Engagé pour la troisième fois dans le Vendée Globe, le skippeur Japonais Kojiro Shiraishi, 57 ans, devrait arriver ce week-end. Avant sa première participation en 2016, les Japonais n’avaient aucune idée de ce que représentait la discipline. Suivie aujourd’hui par des millions de téléspectateurs au Japon, la voile est en plein développement. Comment le Vendée Globe est-il arrivé à l’autre bout de la planète ? Pour ADN, nous avons obtenu un entretien avec le skippeur encore en mer.

“Cela m’a pris 30 ans pour participer à cette course.” Kojiro Shiraishi a découvert le Vendée Globe alors qu’il n’avait que 21 ans. En 1989, son mentor Yukoh Tada est invité à participer à la première édition du Vendée Globe par Philippe Jeantot, le fondateur de la célèbre course de voile. Faute de sponsors, Yukoh Tada ne peut pas participer à la course. 2 ans plus tard, il manque le départ d’une autre course et culpabilise. En rentrant chez lui à Sydney, il est retrouvé mort pendu dans son appartement, n’ayant pas supporté ses échecs.
A ce moment-là, Kojiro Shiraishi se met en quête d’accomplir les rêves de son mentor. En hommage à son maître, tous ses bateaux se nomment Spirit of Yukoh (l’esprit de Yukoh). Il garde toujours en tête le Vendée Globe, auquel il se promet de participer un jour. En 2016, il prend le départ de la course et devient le premier skippeur asiatique à s’élancer sur l’Everest des mers, course inconnue du grand public au Japon et “qui ne connait même pas le concept de course aux larges à la voile” explique Kojiro.
Quand le Japon découvre la Vendée
“J’ai profité d’une bonne couverture médiatique pour faire découvrir cette discipline au Japon. Le département de la Vendée est maintenant un peu connu grâce à la course mais j’espère le démocratiser davantage.” détaille le skippeur. Amateur d’huitres et de sardines vendéennes, Kojiro Shiraishi participe, à lui seul, au rayonnement du département et des Pays de la Loire au Japon. Au départ de la course, c’est une centaine de supporters japonais qui ont fait le déplacement pour de le soutenir. C’est dire à quel point la course est devenue populaire là-bas. Soutenu dans son projet en Vendée, il est aussi très suivi chez lui : “La télévision nationale, TV Asahi, me suit beaucoup. Nous faisons des lives avec eux tous les vendredis à l’heure de pointe japonaise. Cette émission est visionnée par des millions de téléspectateurs.”

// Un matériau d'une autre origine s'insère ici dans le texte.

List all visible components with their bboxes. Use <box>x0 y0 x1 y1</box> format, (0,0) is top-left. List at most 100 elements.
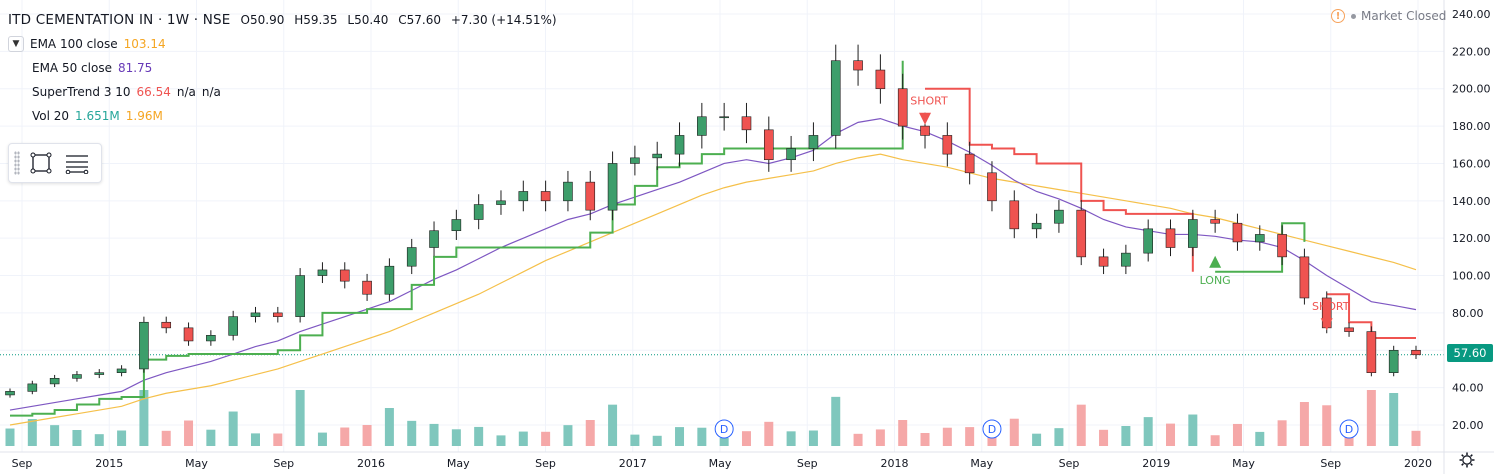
candle-body <box>473 204 484 220</box>
candle-body <box>897 88 908 127</box>
x-tick-label: May <box>970 457 993 470</box>
volume-bar <box>161 430 171 446</box>
volume-bar <box>1232 423 1242 446</box>
volume-bar <box>94 434 104 446</box>
candle-body <box>853 60 863 71</box>
volume-bar <box>27 419 37 446</box>
dividend-label: D <box>988 423 996 436</box>
long-arrow <box>1209 255 1222 268</box>
volume-bar <box>496 435 506 446</box>
indicator-row-ema50[interactable]: EMA 50 close 81.75 <box>8 56 563 80</box>
candle-body <box>540 191 551 202</box>
candle-body <box>1210 219 1220 224</box>
dividend-marker <box>982 419 1002 439</box>
volume-bar <box>184 420 194 446</box>
status-dot-icon <box>1351 13 1356 19</box>
candle-body <box>563 181 573 202</box>
market-status[interactable]: ! Market Closed <box>1331 9 1446 23</box>
candle-body <box>674 135 685 155</box>
volume-bar <box>1143 417 1153 446</box>
volume-bar <box>541 431 551 446</box>
rectangle-tool-icon[interactable] <box>26 148 56 178</box>
volume-bar <box>965 427 975 446</box>
volume-bar <box>652 435 662 446</box>
candle-body <box>94 372 105 375</box>
x-tick-label: May <box>1232 457 1255 470</box>
volume-bar <box>1277 420 1287 446</box>
y-tick-label: 180.00 <box>1452 120 1491 133</box>
x-tick-label: Sep <box>1320 457 1341 470</box>
y-tick-label: 200.00 <box>1452 83 1491 96</box>
volume-bar <box>1032 433 1042 446</box>
candle-body <box>295 275 305 317</box>
volume-bar <box>764 421 774 446</box>
candle-body <box>763 129 774 161</box>
volume-bar <box>228 411 238 446</box>
indicator-name: EMA 50 close <box>32 61 112 75</box>
volume-bar <box>139 390 149 446</box>
indicator-row-ema100[interactable]: ▼ EMA 100 close 103.14 <box>8 32 563 56</box>
volume-bar <box>451 429 461 446</box>
candle-body <box>585 181 596 211</box>
volume-bar <box>1255 431 1265 446</box>
chart-annotations: SHORT LONG SHORT D D D <box>714 95 1359 439</box>
short-arrow <box>1320 318 1333 331</box>
volume-bar <box>384 408 394 446</box>
y-tick-label: 80.00 <box>1452 307 1484 320</box>
indicator-row-volume[interactable]: Vol 20 1.651M 1.96M <box>8 104 563 128</box>
indicator-value: 103.14 <box>123 37 166 51</box>
candle-body <box>697 116 707 136</box>
volume-bar <box>295 390 305 446</box>
candle-body <box>875 69 886 90</box>
candle-body <box>496 200 506 205</box>
candle-body <box>27 383 38 392</box>
x-tick-label: Sep <box>1059 457 1080 470</box>
volume-bar <box>808 430 818 446</box>
candle-body <box>362 280 372 295</box>
volume-bar <box>608 404 618 446</box>
candle-body <box>183 327 194 342</box>
volume-bar <box>898 420 908 446</box>
candle-body <box>741 116 752 131</box>
candle-body <box>808 135 819 149</box>
warning-icon[interactable]: ! <box>1331 9 1345 23</box>
candle-body <box>72 374 82 379</box>
volume-bars <box>5 390 1421 446</box>
price-candles <box>5 44 1421 398</box>
indicator-row-supertrend[interactable]: SuperTrend 3 10 66.54 n/a n/a <box>8 80 563 104</box>
volume-bar <box>920 433 930 446</box>
volume-bar <box>474 426 484 446</box>
supertrend-up-line <box>10 60 904 417</box>
candle-body <box>1344 327 1354 332</box>
volume-bar <box>1366 390 1376 446</box>
y-tick-label: 40.00 <box>1452 382 1484 395</box>
change-value: +7.30 (+14.51%) <box>450 13 557 27</box>
volume-bar <box>407 420 417 446</box>
candle-body <box>1009 200 1020 230</box>
volume-bar <box>72 430 82 446</box>
candle-body <box>451 219 462 232</box>
candle-body <box>1366 331 1377 373</box>
chevron-down-icon[interactable]: ▼ <box>8 36 24 52</box>
symbol-row: ITD CEMENTATION IN · 1W · NSE O50.90 H59… <box>8 8 563 32</box>
y-tick-label: 120.00 <box>1452 232 1491 245</box>
candle-body <box>250 312 261 317</box>
x-tick-label: May <box>709 457 732 470</box>
candle-body <box>206 335 216 342</box>
drag-handle-icon[interactable] <box>14 151 20 175</box>
volume-bar <box>50 425 60 446</box>
x-tick-label: Sep <box>273 457 294 470</box>
gear-icon[interactable] <box>1459 452 1475 468</box>
volume-bar <box>630 434 640 446</box>
volume-bar <box>831 396 841 446</box>
chart-legend: ITD CEMENTATION IN · 1W · NSE O50.90 H59… <box>8 8 563 128</box>
volume-bar <box>206 429 216 446</box>
candle-body <box>1143 228 1153 254</box>
horizontal-lines-tool-icon[interactable] <box>62 148 92 178</box>
volume-bar <box>1166 423 1176 446</box>
volume-bar <box>853 433 863 446</box>
x-tick-label: Sep <box>12 457 33 470</box>
candle-body <box>920 125 930 136</box>
candle-body <box>5 391 15 396</box>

Le développement de la voile
Ambitieux de faire découvrir sa discipline aux jeunes japonais et de continuer sur sa lancée, Kojiro Shiraishi explique “qu’après le Vendée Globe 2020, nous avons créé avec DMG MORI une académie de voile, où nous avons de jeunes skippers japonais ambitieux de faire des courses, avec par exemple la Mini Transat.” Malgré toutes ces opérations, l’État n’accorde pas plus de budgets aux structures qu’il souhaite mettre en place afin de “créer des opportunités que je n’ai pas eu dans le passé pour des jeunes japonais.”
L’argent, nerf de la guerre
Autre difficulté pour le skipper, trouver des financements : “En 2016 c’était compliqué de trouver des sponsors. Mais j’ai eu la chance de rassembler rapidement des partenaires et j’ai pu prendre le départ. Cela m’a permis de trouver des sponsors supplémentaires et notamment DMG MORI, qui veut démocratiser la course nautique au Japon. C’est aujourd’hui leur première source de motivation.” explique Kojiro.
Quelle suite ?
Alors qu’il devrait arriver ce week-end, il bouclera son deuxième Vendée Globe sous la barre symbolique des 90 jours, lui qui l’avait achevé en 94 jours en 2020. L’avenir de la voile s’annonce radieux au Japon, tout comme en Asie. Comme lui, un autre skipper asiatique, le Chinois Jingkun Xu, était au départ de la course cette année. D’ici quelques années, certains de ses élèves pourraient bien, eux aussi, prendre le départ du Vendée Globe.